Upon the record before this Court, plaintiffs have failed to meet their burden to come forward with admissible evidence sufficient to defeat defendants’ motion for judgment summarily dismissing their denominated causes of action for negligent and intentional misrepresentation, fraud, conversion, negligence and breach of contract. What remains of plaintiffs’ complaint is an action for an accounting, predicated on defendants’ status as escrow agents. An account statement included in the record on appeal, covering a period of approximately six months, reveals that the subject account is clearly one maintained for partnership purposes, indicating disbursements to various partnership accounts, attorneys (including defendant law firm), suppliers, and to the general partners, Dr. Saumweber and a Delaware corporation he controlled. However, the account is also indisputably an attorney escrow account, bearing the caption "Wolfgang Saumweber—1987—
• While we agree with Supreme Court to the extent that it found the bankruptcy proceeding to be dispositive of any claim against the partnership, it does not thereby follow that the bankruptcy adjudication disposes of claims that may be asserted against defendants, who were not parties to that proceeding, arising out of a breach of their fiduciary duties. Application of the doctrine of collateral estoppel requires "that an issue in the present proceeding be identical to that necessarily decided in a prior proceeding, and that in the prior proceeding the party against whom preclusion is sought was accorded a full and fair opportunity to contest the issue” (Allied Chem. v Niagara Mohawk Power Corp., 72 NY2d 271, 276, cert denied 488 US 1005; Schwartz v Public Adm’r of County of Bronx, 24 NY2d 65). An adjudication of whether defendants fulfilled their fiduciary duties to plaintiffs was not necessary to the adjudication of the limited partnership as a bankrupt and, therefore, the doctrine does not apply under these circumstances (see, Sahn v AFCO Indus., 192 AD2d 480; Baldasano v Bank of N. Y., 174 AD2d 457; Morelli v Giglio, 143 AD2d 986, lv dismissed 73 NY2d 918).

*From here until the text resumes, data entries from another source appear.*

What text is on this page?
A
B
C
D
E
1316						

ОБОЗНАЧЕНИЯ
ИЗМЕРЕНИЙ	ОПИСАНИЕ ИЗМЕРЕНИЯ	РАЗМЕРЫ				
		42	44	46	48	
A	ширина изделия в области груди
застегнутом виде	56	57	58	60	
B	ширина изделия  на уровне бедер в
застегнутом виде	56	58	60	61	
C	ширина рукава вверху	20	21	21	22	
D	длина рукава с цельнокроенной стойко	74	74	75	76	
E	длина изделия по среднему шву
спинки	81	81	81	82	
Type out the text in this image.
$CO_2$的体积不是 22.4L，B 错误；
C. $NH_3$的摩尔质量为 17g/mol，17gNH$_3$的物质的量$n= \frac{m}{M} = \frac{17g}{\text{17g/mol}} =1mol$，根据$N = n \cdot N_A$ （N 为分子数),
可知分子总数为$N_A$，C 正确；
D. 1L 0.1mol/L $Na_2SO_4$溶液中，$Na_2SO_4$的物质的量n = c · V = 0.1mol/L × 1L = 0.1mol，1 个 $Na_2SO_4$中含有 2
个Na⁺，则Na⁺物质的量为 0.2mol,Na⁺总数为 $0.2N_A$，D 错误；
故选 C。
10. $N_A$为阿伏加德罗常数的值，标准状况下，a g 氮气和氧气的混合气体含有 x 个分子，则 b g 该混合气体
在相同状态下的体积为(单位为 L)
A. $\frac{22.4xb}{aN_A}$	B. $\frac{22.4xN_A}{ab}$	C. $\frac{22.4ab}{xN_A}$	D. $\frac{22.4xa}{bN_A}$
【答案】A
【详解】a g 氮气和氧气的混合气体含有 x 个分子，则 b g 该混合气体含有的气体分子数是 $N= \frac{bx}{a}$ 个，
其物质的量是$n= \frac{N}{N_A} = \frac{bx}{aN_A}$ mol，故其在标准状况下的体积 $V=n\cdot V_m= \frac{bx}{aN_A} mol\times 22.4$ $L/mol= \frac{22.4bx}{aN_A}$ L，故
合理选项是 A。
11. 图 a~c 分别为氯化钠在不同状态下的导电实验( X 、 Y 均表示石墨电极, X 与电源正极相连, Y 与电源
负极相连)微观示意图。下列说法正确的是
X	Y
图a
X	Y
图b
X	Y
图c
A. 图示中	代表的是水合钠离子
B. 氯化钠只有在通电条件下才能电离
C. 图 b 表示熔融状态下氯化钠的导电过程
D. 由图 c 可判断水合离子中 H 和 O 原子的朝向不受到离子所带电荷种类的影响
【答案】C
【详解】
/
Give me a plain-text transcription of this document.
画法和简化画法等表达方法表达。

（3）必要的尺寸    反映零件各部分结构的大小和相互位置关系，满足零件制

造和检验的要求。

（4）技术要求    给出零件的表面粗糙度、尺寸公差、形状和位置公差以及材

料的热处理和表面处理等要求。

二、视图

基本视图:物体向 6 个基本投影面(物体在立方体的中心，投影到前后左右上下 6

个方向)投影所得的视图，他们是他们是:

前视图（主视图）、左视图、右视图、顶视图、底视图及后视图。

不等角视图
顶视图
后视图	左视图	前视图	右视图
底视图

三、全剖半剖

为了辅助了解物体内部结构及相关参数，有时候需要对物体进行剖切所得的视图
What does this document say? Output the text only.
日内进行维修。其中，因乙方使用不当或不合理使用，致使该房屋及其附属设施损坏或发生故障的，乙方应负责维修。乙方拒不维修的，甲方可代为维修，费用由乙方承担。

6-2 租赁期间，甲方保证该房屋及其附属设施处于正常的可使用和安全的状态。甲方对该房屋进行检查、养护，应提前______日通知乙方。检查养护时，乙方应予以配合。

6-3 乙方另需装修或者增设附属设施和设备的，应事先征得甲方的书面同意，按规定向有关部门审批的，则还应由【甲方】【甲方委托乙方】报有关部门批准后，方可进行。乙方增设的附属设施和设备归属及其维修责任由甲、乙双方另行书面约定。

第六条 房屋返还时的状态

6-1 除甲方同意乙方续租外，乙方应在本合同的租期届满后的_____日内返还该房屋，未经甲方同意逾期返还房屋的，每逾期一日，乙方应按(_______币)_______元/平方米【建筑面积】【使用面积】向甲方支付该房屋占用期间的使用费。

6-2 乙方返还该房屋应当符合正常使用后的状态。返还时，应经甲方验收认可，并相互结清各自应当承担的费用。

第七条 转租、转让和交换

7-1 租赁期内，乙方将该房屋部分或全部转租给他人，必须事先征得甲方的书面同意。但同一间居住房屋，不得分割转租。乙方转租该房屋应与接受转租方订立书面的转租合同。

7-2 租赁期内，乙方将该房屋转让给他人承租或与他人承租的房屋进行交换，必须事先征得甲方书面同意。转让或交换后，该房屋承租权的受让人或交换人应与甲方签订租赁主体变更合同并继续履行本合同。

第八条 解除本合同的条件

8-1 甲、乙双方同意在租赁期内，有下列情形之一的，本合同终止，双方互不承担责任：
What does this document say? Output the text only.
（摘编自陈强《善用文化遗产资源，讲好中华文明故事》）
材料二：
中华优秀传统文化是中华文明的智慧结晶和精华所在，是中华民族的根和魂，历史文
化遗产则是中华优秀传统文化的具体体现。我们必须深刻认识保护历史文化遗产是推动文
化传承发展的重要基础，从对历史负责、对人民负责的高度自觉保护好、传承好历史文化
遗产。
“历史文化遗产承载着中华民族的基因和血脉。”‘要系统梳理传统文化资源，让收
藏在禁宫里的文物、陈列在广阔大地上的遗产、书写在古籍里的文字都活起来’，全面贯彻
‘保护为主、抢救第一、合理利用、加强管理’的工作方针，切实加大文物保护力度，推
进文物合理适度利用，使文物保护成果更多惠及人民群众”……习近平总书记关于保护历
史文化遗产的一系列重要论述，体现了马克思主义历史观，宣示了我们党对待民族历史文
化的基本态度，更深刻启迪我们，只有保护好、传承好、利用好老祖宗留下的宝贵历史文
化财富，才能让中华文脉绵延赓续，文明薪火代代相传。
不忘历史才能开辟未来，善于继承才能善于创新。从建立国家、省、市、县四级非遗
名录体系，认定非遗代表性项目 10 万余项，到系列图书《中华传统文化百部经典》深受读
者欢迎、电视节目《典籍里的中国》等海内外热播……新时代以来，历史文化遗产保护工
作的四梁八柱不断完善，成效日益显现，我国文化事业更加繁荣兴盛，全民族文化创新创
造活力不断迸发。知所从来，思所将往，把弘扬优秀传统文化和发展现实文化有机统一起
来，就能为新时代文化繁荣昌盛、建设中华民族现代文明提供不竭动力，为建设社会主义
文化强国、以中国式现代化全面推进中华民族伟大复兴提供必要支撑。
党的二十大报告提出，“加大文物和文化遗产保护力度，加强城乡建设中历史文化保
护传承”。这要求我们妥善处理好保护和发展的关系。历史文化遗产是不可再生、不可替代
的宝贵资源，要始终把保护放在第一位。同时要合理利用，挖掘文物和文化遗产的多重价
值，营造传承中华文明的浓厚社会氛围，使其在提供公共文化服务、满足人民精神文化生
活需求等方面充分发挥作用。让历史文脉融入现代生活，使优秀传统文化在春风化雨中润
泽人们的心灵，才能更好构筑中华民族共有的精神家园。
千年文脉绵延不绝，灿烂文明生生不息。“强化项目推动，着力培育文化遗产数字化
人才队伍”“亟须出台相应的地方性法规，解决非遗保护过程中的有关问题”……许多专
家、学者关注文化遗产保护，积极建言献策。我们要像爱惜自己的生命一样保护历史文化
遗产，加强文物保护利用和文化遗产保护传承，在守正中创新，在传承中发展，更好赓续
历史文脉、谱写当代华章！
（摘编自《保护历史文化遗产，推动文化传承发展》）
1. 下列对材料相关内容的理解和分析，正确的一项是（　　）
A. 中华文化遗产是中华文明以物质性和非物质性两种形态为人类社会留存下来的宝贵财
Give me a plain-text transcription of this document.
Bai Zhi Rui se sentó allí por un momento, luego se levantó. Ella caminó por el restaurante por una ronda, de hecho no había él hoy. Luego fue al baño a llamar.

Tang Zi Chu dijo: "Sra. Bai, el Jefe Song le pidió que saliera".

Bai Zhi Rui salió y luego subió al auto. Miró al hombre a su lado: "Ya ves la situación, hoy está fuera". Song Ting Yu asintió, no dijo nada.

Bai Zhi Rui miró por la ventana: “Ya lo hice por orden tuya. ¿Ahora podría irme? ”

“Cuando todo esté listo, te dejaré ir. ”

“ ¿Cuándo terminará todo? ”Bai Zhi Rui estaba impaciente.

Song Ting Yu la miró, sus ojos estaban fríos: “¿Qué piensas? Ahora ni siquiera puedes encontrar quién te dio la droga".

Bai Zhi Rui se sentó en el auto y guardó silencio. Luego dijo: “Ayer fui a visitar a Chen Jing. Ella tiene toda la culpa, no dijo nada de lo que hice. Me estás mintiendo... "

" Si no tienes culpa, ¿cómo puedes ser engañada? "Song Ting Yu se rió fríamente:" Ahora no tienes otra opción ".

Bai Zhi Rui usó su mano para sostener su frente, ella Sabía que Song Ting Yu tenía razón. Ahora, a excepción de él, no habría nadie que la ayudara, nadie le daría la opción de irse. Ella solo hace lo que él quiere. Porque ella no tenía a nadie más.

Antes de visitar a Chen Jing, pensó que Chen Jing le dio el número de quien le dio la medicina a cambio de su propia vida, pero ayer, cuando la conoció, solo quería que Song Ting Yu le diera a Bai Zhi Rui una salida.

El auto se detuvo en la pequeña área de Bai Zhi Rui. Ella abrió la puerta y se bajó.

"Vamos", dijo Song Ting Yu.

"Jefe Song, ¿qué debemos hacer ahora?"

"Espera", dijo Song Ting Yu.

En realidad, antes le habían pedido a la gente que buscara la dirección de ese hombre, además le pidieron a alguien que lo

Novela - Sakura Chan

"The right to an accounting is premised upon the existence of a confidential or fiduciary relationship and a breach of the duty imposed by that relationship respecting property in which the party seeking the accounting has an interest” (Palazzo v Palazzo, 121 AD2d 261, 265). "An allegation of wrongdoing is not an indispensable element of a demand for an accounting where the complaint indicates a fiduciary relationship between the parties or some other special circumstance warranting equitable relief’ (Morgulas v Yudell Realty, 161 AD2d 211, 213-214). Therefore, the infirmities of plaintiffs’ opposition to defendants’ summary judgment motion notwithstanding, plaintiffs are entitled to an accounting. However, we agree with Supreme Court that any recovery in this action is limited to those damages attributable to defendant’s failure to apply plaintiffs’ deposits to partnership purposes. Concur—Wallach, J. P., Rubin, Mazzarelli and Andrias, JJ.